Discovery¶
Source:
cortex.discovery.daemon,cortex.discovery.client,cortex.discovery.protocol
A single long-lived process mapping topic names to ZMQ endpoints. Off the data path — once a subscriber has an endpoint, messages flow publisher → subscriber directly.
Moving parts¶
flowchart LR
subgraph DP [discovery package]
PR[protocol.py<br/>DiscoveryRequest /<br/>DiscoveryResponse /<br/>TopicInfo]
DM[daemon.py<br/>DiscoveryDaemon<br/>ZMQ REP loop]
CL[client.py<br/>DiscoveryClient<br/>ZMQ REQ wrapper]
end
CL -- msgpack REQ --> DM
DM -- msgpack REP --> CL
PR -.-> DM
PR -.-> CL
Both sides agree on the wire format via protocol.py. The daemon runs a single-threaded REP loop; publishers/subscribers speak REQ.
Daemon¶
- Binds
zmq.REPatipc:///tmp/cortex/discovery.sockby default. - Maintains
_topics: dict[str, TopicInfo]— one publisher per topic. RCVTIMEO=1000so the loop can check_runningfor clean Ctrl-C. Single request at a time — a slow client blocks others.
State transitions¶
stateDiagram-v2
[*] --> Starting
Starting --> Running: bind OK
Running --> Running: REGISTER → insert
Running --> Running: LOOKUP → read
Running --> Running: UNREGISTER → delete
Running --> Running: LIST → snapshot
Running --> Stopping: SIGINT / SHUTDOWN
Stopping --> [*]: close socket, unlink .sock
Registry semantics¶
| Case | Result |
|---|---|
| New topic | Insert → OK |
Same topic, same publisher_node |
Overwrite → OK (re-registration) |
Same topic, different publisher_node |
Reject → ALREADY_EXISTS |
| UNREGISTER missing topic | NOT_FOUND |
Client¶
DiscoveryClient is a thin REQ wrapper. Operational detail: REQ sockets stick after a timeout — they block subsequent sends waiting for a reply that never came. The client closes and recreates the socket on every timeout (_reconnect); callers don't see it.
REQ timeout recovery¶
flowchart TD
S[send request] --> W[wait RCVTIMEO]
W -->|reply| OK[return DiscoveryResponse]

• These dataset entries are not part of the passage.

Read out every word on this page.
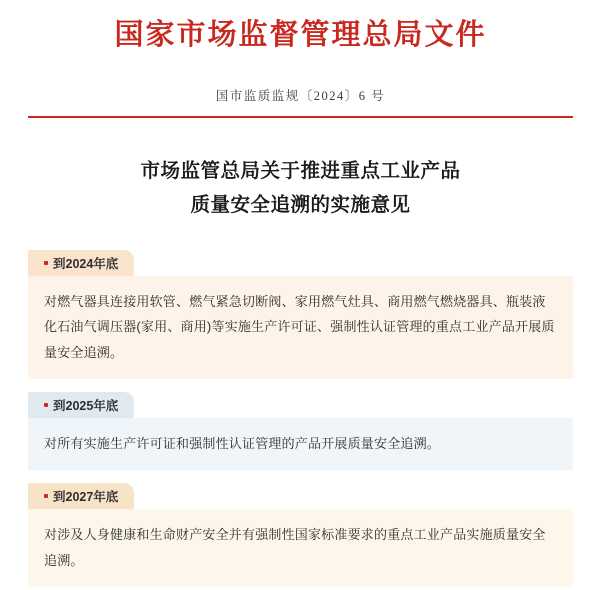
国家市场监督管理总局文件
国市监质监规〔2024〕6 号
市场监管总局关于推进重点工业产品
质量安全追溯的实施意见
到2024年底
对燃气器具连接用软管、燃气紧急切断阀、家用燃气灶具、商用燃气燃烧器具、瓶装液化石油气调压器(家用、商用)等实施生产许可证、强制性认证管理的重点工业产品开展质量安全追溯。
到2025年底
对所有实施生产许可证和强制性认证管理的产品开展质量安全追溯。
到2027年底
对涉及人身健康和生命财产安全并有强制性国家标准要求的重点工业产品实施质量安全追溯。
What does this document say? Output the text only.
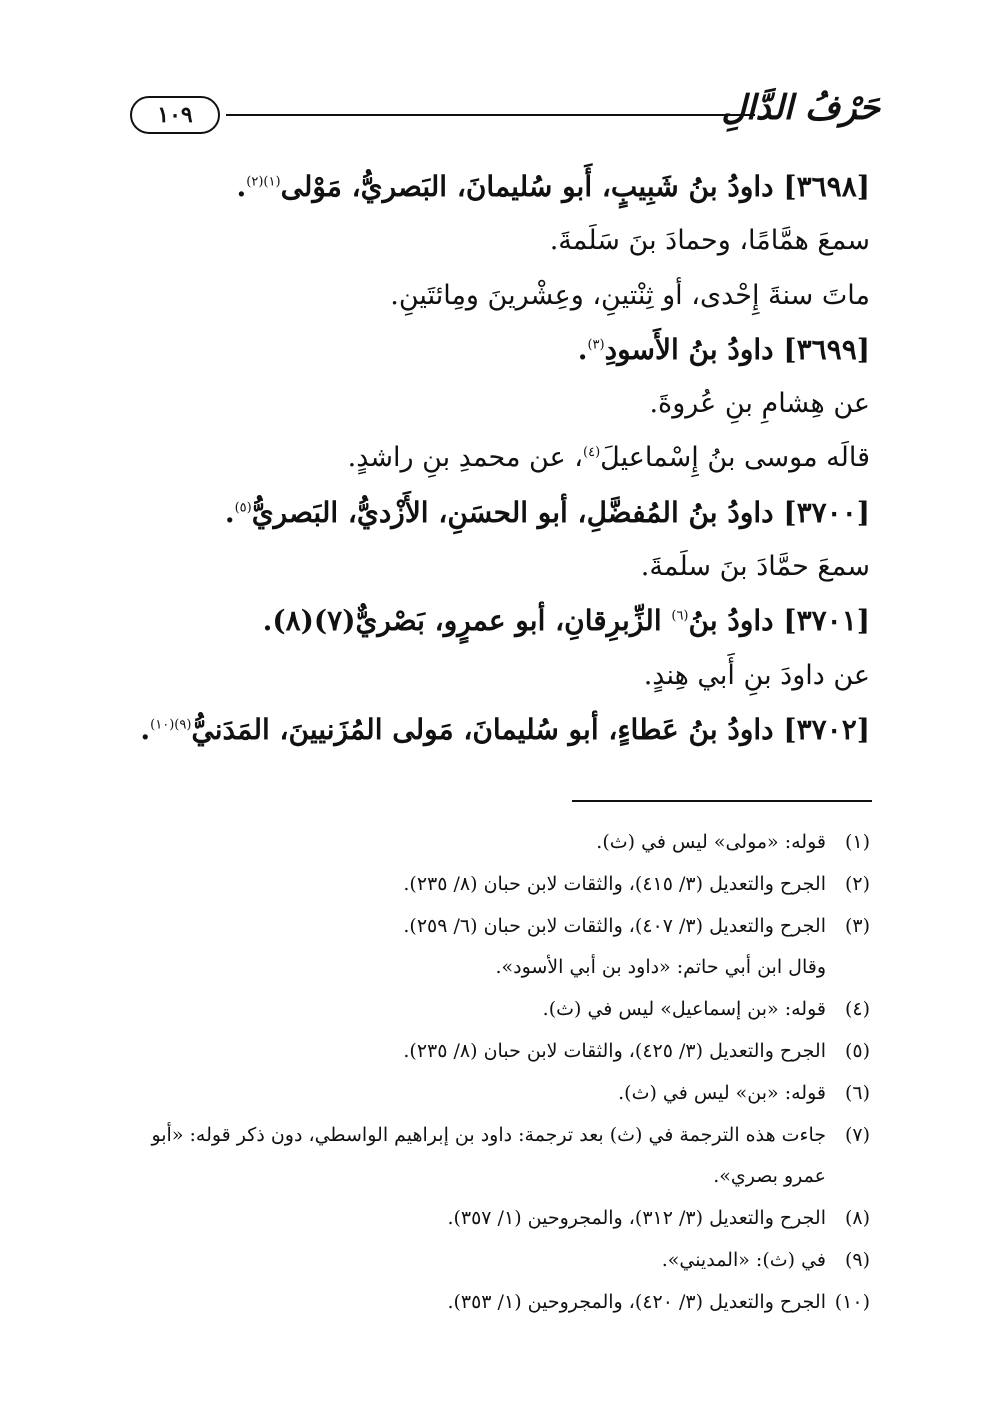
١٠٩	حَرْفُ الدَّالِ
[٣٦٩٨] داودُ بنُ شَبِيبٍ، أَبو سُليمانَ، البَصريُّ، مَوْلى$^{(١)(٢)}$.
سمعَ همَّامًا، وحمادَ بنَ سَلَمةَ.
ماتَ سنةَ إِحْدى، أو ثِنْتينِ، وعِشْرينَ ومِائتَينِ.
[٣٦٩٩] داودُ بنُ الأَسودِ$^{(٣)}$.
عن هِشامِ بنِ عُروةَ.
قالَه موسى بنُ إِسْماعيلَ$^{(٤)}$، عن محمدِ بنِ راشدٍ.
[٣٧٠٠] داودُ بنُ المُفضَّلِ، أبو الحسَنِ، الأَزْديُّ، البَصريُّ$^{(٥)}$.
سمعَ حمَّادَ بنَ سلَمةَ.
[٣٧٠١] داودُ بنُ$^{(٦)}$ الزِّبرِقانِ، أبو عمرٍو، بَصْريٌّ(٧)(٨).
عن داودَ بنِ أَبي هِندٍ.
[٣٧٠٢] داودُ بنُ عَطاءٍ، أبو سُليمانَ، مَولى المُزَنيينَ، المَدَنيُّ$^{(٩)(١٠)}$.
(١)قوله: «مولى» ليس في (ث).
(٢)الجرح والتعديل (٣/ ٤١٥)، والثقات لابن حبان (٨/ ٢٣٥).
(٣)الجرح والتعديل (٣/ ٤٠٧)، والثقات لابن حبان (٦/ ٢٥٩).
وقال ابن أبي حاتم: «داود بن أبي الأسود».
(٤)قوله: «بن إسماعيل» ليس في (ث).
(٥)الجرح والتعديل (٣/ ٤٢٥)، والثقات لابن حبان (٨/ ٢٣٥).
(٦)قوله: «بن» ليس في (ث).
(٧)جاءت هذه الترجمة في (ث) بعد ترجمة: داود بن إبراهيم الواسطي، دون ذكر قوله: «أبو
عمرو بصري».
(٨)الجرح والتعديل (٣/ ٣١٢)، والمجروحين (١/ ٣٥٧).
(٩)في (ث): «المديني».
(١٠)الجرح والتعديل (٣/ ٤٢٠)، والمجروحين (١/ ٣٥٣).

W -->|timeout| T[zmq.Again]
T --> C[close REQ socket]
C --> N[create fresh REQ<br/>same endpoint]
N -->|attempts < retries| S
N -->|exhausted| F[raise TimeoutError]
Polling helpers¶
lookup_topic(name)— one-shot, returnsNoneon miss.wait_for_topic(name, timeout, poll_interval)— blocking poll loop (time.sleep).wait_for_topic_async(name, timeout, poll_interval)— async poll loop (asyncio.sleep). This is whatSubscriberuses whenwait_for_topic=True.
Protocol¶
| Type | Purpose |
|---|---|
DiscoveryCommand |
REGISTER_TOPIC / UNREGISTER_TOPIC / LOOKUP_TOPIC / LIST_TOPICS / SHUTDOWN |
DiscoveryStatus |
OK / NOT_FOUND / ALREADY_EXISTS / ERROR |
TopicInfo |
name, address, message_type, fingerprint, publisher_node |
DiscoveryRequest |
command + optional topic_info / topic_name |
DiscoveryResponse |
status, message, topic_info, topics |
All payloads are msgpack. TopicInfo is nested as a packed sub-blob so responses stay flat.
Limitations¶
- One publisher per topic.
- No heartbeats or leases — a crashed publisher leaves a stale entry.
- Single-threaded REP — a slow client blocks others.
- Daemon state is lost on restart; publishers don't auto-re-register.